Walker Buehler and a mostly patchwork starting rotation have largely delivered for the 24-16 Padres.
David Frerker / Imagn Images

SAN DIEGO — For years, little about the San Diego Padres has been straightforward, and the 2026 season continues that trend with fresh contradictions.
A largely makeshift starting rotation has performed admirably, while an offense once expected to be deep has looked full of gaps. After 40 games, the Padres’ plus-three run differential suggests they should be 20-20. Yet, thanks to a dozen come-from-behind victories, they sit at 24-16. With seven losses in their last 12 games, their 97-win pace is likely unrealistic, as is the persistent underperformance of their star players. Here are four observations a quarter into a turbulent campaign.
**A Big Problem, But Maybe Not the Biggest**
In the third inning of Sunday’s game at Petco Park, Fernando Tatis Jr. crushed a 94.9 mph four-seam fastball to left-center field—his hardest-hit ball of the season. The projected 395-foot drive landed in the glove of St. Louis Cardinals center fielder Nathan Church, one of the deepest parts of the ballpark. Statcast says it would have been a home run in a dozen other MLB stadiums.
Tatis now has 167 plate appearances without a home run this season. The two-time Silver Slugger and two-time Platinum Glover has hit more Little League Grand Slams against the Padres than homers for San Diego. Nick Castellanos, who broke his bat before becoming the hero of Sunday’s 3-2 comeback win, has more home runs using Tatis’ bat than Tatis himself. Perhaps most troubling: Tatis is batting .172 against four-seamers with no extra-base hits, and he has only six extra-base hits against all pitch types. Recent batted balls suggest he may be nearing a return to form, but no one expects the 2021 version of Tatis to reappear anytime soon.
That doesn’t bode well for a bottom-10 offense, but it takes more than one batter to be that low. Tatis, Castellanos, Jake Cronenworth, Freddy Fermin, Ramón Laureano, Manny Machado, and Jackson Merrill are all below a .700 OPS start.
“It’s obvious; we’re not hitting,” Machado said after the Padres logged 14 combined hits against the Cardinals, their lowest-ever in a four-game series. “But we’re getting things done offensively, whatever it is—getting guys over, bunting, creating situations. I mean, we left seven on. I left four of them on myself. It could have been a completely different game if I shrink that deficit, which we need to do to get where we want to go.”

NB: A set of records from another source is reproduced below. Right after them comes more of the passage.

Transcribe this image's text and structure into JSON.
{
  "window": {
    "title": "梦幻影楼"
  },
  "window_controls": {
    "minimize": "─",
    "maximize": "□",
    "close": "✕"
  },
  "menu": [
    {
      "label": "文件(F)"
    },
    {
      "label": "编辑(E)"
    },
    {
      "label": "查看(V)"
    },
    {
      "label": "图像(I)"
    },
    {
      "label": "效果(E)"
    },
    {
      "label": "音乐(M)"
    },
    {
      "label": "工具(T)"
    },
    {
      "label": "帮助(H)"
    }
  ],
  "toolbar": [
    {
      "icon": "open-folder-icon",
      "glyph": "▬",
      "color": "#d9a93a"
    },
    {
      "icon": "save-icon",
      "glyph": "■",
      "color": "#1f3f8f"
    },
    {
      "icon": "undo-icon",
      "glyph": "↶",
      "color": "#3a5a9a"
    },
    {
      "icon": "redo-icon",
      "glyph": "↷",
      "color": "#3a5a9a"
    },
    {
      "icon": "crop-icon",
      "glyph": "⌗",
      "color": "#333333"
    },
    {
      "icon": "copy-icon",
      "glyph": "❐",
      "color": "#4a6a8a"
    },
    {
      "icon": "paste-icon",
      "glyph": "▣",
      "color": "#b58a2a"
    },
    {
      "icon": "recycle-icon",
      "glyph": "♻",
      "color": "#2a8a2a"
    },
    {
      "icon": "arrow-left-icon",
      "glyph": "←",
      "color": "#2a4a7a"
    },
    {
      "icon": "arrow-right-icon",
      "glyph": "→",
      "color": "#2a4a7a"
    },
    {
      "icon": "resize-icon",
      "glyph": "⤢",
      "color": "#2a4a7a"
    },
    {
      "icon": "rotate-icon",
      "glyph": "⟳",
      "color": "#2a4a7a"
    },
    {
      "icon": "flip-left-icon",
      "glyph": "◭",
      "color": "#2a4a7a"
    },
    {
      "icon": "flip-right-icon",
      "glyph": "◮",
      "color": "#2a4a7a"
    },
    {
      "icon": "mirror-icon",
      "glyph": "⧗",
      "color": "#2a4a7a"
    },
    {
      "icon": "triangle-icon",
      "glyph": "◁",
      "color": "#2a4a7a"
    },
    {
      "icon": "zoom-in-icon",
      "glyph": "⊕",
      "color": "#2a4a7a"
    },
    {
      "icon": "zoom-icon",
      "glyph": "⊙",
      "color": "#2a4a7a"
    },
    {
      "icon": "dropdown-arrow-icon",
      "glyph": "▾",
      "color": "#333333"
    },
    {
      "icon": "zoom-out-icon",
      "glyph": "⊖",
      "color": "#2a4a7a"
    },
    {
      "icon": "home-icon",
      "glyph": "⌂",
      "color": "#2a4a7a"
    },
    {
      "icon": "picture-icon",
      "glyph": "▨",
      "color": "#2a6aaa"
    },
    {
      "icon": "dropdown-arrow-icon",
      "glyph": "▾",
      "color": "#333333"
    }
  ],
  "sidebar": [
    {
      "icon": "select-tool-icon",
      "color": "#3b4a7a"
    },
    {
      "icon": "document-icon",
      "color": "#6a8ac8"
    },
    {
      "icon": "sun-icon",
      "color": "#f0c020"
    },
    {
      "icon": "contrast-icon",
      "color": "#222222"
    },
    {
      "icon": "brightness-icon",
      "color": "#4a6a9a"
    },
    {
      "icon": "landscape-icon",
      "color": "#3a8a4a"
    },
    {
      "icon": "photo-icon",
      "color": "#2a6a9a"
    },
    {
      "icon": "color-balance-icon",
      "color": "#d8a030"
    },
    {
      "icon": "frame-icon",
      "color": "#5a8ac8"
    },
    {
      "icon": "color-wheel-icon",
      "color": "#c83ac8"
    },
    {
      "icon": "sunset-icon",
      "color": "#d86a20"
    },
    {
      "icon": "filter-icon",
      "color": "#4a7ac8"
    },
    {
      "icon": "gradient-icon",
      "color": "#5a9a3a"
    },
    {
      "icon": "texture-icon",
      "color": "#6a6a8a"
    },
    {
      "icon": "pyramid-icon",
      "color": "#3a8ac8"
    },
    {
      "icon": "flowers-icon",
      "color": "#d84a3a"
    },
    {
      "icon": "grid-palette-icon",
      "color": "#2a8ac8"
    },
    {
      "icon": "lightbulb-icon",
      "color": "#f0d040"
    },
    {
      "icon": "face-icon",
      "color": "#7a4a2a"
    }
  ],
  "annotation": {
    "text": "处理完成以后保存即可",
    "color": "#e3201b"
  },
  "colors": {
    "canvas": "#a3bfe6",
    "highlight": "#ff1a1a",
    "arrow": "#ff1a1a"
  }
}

Xander Bogaerts and part-timers like Ty France, Miguel Andujar, and the injured Luis Campusano have helped buoy the lineup. But no one consistently strikes fear in opposing pitchers. Bogaerts leads qualifying Padres with a .437 slugging percentage, 55th in the majors.
**Looming Rotation Decisions**
Before Walker Buehler threw six innings of two-run ball Sunday to lower his ERA to 5.20, Lucas Giolito made his most promising start as a Padre. The veteran right-hander tossed six innings, showing improvement and giving the team a reason to think about upcoming roster choices. As the season progresses, the Padres will need to decide how to allocate innings among their starters, especially with Giolito and others vying for consistency.